With my own first novel, Dead Letters (2002, Murder is Academic in the US), there was never any doubt that it would have an academic setting. I knew where the bodies were buried – metaphorically speaking. I’d experienced at first hand the darkness between the stacks on the top floor of the University Library on a winter’s afternoon, the sound of footsteps echoing on flagstones in misty courtyards, the dead florescent light in a college corridor at dusk. It was huge fun inventing my own college, St Etheldreda’s, deciding on its architecture and where in Cambridge it was located and the name of the college cat. And my years in academia had provided me with a wealth of material. To give just one example, my supervisor once told me about a PhD student who was maddeningly slow at submitting work. She was working on, well, let’s say, Kipling – because perhaps it was Kipling or maybe H.H.Wells – and at last she was about to complete a chapter of her thesis and a date was arranged for a supervision. She turned up empty-handed. She explained that she had been in touch with Kipling at a seance and he had told her that what she’d written wasn’t good enough. So she’d torn it up. I simply had to use that story in one form or another and I did.

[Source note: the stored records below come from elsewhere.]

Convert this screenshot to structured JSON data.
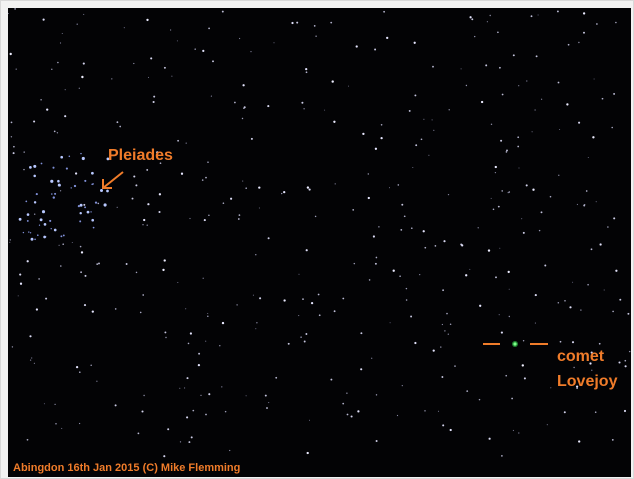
{
  "annotations": {
    "cluster_label": "Pleiades",
    "comet_label": [
      "comet",
      "Lovejoy"
    ]
  },
  "credit": "Abingdon 16th Jan 2015 (C) Mike Flemming"
}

I wonder how many writers of academic mysteries took the opportunity to settle a score or two. In my own case certainly there was an element of don’t get mad, get even. By the end of the first chapter Dead Letters, someone was floating under a layer of exam papers in a swimming pool. I’d better not say any more, but it was a satisfying moment when a friend emailed me to say that my novel was in the window of Heffer’s bookshop in Cambridge. Since then I have gone on to murder many more number of people with impunity.
2 Comments
Moira@Clothes in Books
July 9, 2025Oh this is great! Some of my absolute favourite crime books here: the first three, and yours. What IS it about an acadmic setting that is so appealing?
Miss Pym is a particularly choice example becaus it is NOT Oxbridge, couldn’t be less so, and because she makes the junior job at a girls’ boarding school seem like a golden prize worth murdering for (not a spoiler). How does she do that….?
Christine Poulson
July 9, 2025Yes, interesting, isn’t it? These girls are definitely NOT seen as marking time until they get married (except in one case!). They are living in this pressure-cooker environment where the prize of a good job is everything – they don’t really see anything beyond that. I think she makes it convincing by brilliant characterisation and the way we get more and more involved through Lucy’s viewpoint.